April 1, 2021 Manila, Philippines – Kleine Abrugena is the newest World Youth Alliance Asia Pacific (WYAAP) Regional Director of Operations (RDO). Born and raised in Manila, Philippines where the WYAAP headquarters is located, Kleine’s very first foray with WYA was in 2016 where he was a regional intern. Years later, he sustained his involvement through volunteering for the Human Dignity Curriculum and representing WYA in conferences around Asia Pacific.
Kleine in 2017 volunteering for a Human Dignity Curriculum pilot in Manila, Philippines
“WYA honed me to be more critical of the systemic issues our society faces and enabled me to understand the essence of putting the human person at the center of policies and cultures” – Kleine on what brought him to apply for a staff position for WYA.
1. What were you busy with prior to your role now as RDO and what made you apply for the role?
I served at the Philippine Red Cross for four years prior to my appointment as RDO. I led and supported sustainable development and disaster recovery programs under the Water, Sanitation, and Hygiene (WASH) Office which entailed implementing and evaluating projects that dealt with providing communities and schools access to clean and safe water. Most recently, I supported the organization’s largest COVID-19 molecular laboratory on its data management and operations.

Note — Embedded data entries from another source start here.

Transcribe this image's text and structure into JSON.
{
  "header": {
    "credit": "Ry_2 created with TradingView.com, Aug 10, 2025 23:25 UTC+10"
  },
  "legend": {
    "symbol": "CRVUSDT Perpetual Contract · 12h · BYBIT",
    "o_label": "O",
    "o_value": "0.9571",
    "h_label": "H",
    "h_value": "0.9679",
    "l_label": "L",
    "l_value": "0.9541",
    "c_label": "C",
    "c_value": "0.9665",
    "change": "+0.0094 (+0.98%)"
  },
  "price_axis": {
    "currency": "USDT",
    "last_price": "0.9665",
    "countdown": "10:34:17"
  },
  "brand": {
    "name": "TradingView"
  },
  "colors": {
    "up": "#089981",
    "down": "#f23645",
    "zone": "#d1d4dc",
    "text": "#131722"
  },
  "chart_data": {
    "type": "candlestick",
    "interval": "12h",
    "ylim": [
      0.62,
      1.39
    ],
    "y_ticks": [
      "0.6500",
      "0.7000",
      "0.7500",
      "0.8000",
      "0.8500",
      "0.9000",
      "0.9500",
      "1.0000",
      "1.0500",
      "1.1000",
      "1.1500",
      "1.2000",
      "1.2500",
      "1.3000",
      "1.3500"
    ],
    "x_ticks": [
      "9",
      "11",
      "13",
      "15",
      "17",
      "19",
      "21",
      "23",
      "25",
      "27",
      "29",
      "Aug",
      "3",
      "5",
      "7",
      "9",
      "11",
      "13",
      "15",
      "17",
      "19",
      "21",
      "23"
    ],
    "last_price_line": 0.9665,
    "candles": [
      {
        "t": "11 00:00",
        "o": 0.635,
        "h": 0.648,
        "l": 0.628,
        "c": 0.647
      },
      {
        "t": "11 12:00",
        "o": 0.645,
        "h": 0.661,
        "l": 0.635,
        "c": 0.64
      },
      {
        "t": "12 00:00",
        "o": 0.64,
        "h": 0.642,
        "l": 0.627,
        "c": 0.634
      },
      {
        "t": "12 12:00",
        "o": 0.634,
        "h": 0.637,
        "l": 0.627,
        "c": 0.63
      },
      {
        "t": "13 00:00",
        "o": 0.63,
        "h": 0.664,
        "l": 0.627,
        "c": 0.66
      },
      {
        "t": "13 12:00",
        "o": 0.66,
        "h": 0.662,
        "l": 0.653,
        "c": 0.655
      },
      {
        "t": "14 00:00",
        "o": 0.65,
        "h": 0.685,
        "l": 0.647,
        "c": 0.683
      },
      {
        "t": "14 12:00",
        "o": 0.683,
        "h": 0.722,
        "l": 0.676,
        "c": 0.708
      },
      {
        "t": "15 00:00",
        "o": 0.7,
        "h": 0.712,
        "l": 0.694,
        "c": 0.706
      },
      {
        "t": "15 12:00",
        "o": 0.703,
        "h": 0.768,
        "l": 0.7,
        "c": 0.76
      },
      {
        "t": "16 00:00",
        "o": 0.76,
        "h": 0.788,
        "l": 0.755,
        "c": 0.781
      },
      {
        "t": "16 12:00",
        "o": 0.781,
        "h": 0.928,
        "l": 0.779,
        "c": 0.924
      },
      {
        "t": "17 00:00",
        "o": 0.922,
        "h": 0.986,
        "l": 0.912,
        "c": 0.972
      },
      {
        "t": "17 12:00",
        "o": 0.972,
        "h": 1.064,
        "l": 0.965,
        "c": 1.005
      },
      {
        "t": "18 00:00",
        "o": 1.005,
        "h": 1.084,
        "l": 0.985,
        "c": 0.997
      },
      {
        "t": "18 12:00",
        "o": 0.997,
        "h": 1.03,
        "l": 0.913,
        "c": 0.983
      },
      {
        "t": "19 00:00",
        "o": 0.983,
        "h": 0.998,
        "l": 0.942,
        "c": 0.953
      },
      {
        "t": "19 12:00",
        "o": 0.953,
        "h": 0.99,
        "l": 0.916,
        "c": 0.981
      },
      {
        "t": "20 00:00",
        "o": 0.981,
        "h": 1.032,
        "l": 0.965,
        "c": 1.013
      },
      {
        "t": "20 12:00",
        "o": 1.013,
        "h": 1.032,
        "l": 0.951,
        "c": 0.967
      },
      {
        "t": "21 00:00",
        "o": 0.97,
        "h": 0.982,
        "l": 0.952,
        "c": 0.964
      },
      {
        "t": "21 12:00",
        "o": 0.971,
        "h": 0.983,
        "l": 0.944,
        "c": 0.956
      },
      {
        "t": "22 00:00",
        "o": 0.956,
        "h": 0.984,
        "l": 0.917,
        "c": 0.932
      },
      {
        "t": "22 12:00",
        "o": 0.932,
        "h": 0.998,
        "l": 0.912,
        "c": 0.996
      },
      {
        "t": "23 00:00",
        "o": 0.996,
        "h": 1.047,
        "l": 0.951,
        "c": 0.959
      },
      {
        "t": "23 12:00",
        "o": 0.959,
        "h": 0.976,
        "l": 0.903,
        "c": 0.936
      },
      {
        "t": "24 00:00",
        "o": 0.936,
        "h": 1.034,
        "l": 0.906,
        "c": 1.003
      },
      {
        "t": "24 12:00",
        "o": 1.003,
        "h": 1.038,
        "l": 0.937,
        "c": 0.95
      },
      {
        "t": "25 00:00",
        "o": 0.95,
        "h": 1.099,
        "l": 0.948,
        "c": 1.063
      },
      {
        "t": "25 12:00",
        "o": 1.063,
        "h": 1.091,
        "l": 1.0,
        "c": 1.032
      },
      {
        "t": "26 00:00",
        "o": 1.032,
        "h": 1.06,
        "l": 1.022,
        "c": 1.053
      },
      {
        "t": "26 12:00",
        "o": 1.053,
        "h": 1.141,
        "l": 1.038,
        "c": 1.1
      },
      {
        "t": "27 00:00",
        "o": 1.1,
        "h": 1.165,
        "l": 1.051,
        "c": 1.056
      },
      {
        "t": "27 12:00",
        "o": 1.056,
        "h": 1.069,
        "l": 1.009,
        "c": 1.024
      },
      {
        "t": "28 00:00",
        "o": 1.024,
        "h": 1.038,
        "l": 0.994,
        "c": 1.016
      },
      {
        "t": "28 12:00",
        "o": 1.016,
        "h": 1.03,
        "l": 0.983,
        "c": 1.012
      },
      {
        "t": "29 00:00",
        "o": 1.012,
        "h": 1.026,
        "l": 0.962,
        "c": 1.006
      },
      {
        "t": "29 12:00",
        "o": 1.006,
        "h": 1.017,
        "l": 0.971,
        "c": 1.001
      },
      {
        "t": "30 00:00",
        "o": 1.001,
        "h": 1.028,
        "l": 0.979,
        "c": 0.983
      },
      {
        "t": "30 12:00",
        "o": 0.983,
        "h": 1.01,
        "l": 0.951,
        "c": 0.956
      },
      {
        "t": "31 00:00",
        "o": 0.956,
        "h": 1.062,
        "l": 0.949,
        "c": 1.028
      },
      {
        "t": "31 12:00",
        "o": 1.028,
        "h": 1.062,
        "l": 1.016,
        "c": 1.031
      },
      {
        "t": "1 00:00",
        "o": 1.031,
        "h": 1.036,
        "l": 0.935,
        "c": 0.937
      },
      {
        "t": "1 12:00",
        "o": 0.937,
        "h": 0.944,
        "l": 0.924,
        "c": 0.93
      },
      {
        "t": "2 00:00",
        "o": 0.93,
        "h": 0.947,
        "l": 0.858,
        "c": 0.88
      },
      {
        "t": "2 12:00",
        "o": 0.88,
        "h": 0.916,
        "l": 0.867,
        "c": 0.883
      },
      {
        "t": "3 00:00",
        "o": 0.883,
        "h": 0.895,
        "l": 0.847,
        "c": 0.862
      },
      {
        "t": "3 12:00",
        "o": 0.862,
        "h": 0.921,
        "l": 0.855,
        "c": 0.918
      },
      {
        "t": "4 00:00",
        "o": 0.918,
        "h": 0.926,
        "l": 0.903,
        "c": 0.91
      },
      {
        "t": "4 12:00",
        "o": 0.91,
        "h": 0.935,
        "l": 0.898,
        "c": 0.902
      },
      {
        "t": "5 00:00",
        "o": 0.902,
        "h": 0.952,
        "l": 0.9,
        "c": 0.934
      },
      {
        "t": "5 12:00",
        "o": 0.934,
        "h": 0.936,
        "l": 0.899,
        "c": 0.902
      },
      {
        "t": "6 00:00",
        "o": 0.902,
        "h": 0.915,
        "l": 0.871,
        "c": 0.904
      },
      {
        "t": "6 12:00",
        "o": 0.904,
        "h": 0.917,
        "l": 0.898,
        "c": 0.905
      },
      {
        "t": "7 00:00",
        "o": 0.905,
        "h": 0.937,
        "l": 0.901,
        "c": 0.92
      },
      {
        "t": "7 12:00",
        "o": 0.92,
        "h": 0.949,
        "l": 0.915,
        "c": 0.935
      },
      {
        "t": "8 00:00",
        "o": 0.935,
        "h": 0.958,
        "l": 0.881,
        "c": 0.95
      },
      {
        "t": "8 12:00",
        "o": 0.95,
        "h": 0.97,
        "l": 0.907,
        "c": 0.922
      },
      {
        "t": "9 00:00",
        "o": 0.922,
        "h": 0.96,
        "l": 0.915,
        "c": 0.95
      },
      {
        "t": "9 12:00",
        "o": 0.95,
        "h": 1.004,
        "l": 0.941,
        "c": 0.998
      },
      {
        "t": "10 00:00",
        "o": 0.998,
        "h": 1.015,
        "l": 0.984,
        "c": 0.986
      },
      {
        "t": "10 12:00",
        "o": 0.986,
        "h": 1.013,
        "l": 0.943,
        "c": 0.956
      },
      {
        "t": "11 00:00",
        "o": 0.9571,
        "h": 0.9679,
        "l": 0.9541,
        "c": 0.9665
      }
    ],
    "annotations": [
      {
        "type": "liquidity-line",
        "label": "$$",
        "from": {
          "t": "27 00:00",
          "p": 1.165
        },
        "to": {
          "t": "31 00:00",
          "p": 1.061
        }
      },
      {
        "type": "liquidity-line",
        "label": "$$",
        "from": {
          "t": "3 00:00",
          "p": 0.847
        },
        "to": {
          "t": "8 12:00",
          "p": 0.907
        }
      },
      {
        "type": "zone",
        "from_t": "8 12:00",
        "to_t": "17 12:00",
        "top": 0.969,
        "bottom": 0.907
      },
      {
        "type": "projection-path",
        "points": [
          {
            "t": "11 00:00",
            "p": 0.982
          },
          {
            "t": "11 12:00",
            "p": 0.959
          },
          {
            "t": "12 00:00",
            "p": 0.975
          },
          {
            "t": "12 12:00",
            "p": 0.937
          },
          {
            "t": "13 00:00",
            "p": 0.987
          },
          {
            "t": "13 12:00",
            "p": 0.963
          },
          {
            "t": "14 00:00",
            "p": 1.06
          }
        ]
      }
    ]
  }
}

I applied for the role because I’m passionate about WYA’s mission. When I joined the organization five years ago, I was deeply moved by its programs and witnessed how these are able to transform young leaders of today. WYA honed me to be more critical of the systemic issues our society faces and enabled me to understand the essence of putting the human person at the center of policies and cultures. I also thought that applying to the role would allow me to give back to the mission that greatly supported me on a lot of aspects in life when I was (a bit) younger.
2. What is your fondest WYA memory, as a volunteer?
Definitely the Human Dignity Curriculum (HDC). HDC has always been close to my heart simply because the kids in Play, Learn, and Serve (PLS) during my regional internship have taught me so many things more than I’ve ever taught them. I still get to catch up with them from time to time through Facebook but mostly with their parents. The last time I saw them was in 2019, three years after we implemented the HDC in their community. I was so moved to learn that they can still recite the Dignity Poem we taught them.
3. Complete the sentence: In 3 years, I wish for WYAAP to be…
Known in places where we’re not known.
4. What do you do in your spare time? What do you do for leisure?
I love to read. I’m into Malcolm Gladwell’s works for non-fiction and Paulo Coelho for fiction. Listening to my favorite bands while reading is a package. I’m a hardcore fan of Imagine Dragons, OneRepublic, The Script, and AJR. I also enjoy exercising and driving.
5. How have you been keeping sane the past year?
My sister gave me a lot of potted plants that came with a plant rack during the onset of the lockdown. It was really cool and fun, I always thought I had a green thumb. A month after, they all wilted. I’d still say that kept me sane. But aside from this failed attempt to make my plants grow was working out at home and watching Netflix. It was pretty difficult balancing these things with work though, particularly when I got assigned to support our COVID-19 molecular laboratory for five months. My colleagues and I were taking shifts for 12 hours each so that was pretty tough but was still definitely worth it.
6. Name the top 3 or 5 people who have made the most impact on your WYA experience so far.
I can honestly name 10 (or 15). Every person I’ve come across in WYA is just so deserving to be mentioned because of the many things they’ve made me realize and reflect about life as well as their valuable contributions to society in such a young age.
There were a lot of friends who have made impact but I’d say Mary Imbong and Zarina San Jose were among the ones who made the journey incredibly one for the books. They were my “gatekeepers” for they literally opened to me a world I never thought I’d be a part of. I’m forever indebted, though I know they’d probably hate me for saying this because they’re just so humble and kind, so the least I can do is to just really step up my game and continue the mission they’ve introduced me to.
Next would be Miko Superable and Joyce Cedeño. If Mary and Zarina were the ones who opened the doors for me, Miko and Joyce were the ones who made sure that I won’t leave. From trusting and training me to becoming a Certified Trainer to supporting me in the transition of becoming a staff, Miko and Joyce are good friends whose creativity and skills are just incredible. They’re a bundle of joy to work with.
Lastly would be Ms. Aireen Navales of Play, Learn, and Serve (PLS), our partner for the HDC in 2016. It was apt to have met her and her family when I was still starting a career in the development sector because they inspired me to keep going.
7. What is your message to young people out there who are struggling at this time?
Acknowledge the struggle but trust the process. Take heart!
Welcome to the WYA Staff Family, Kleine!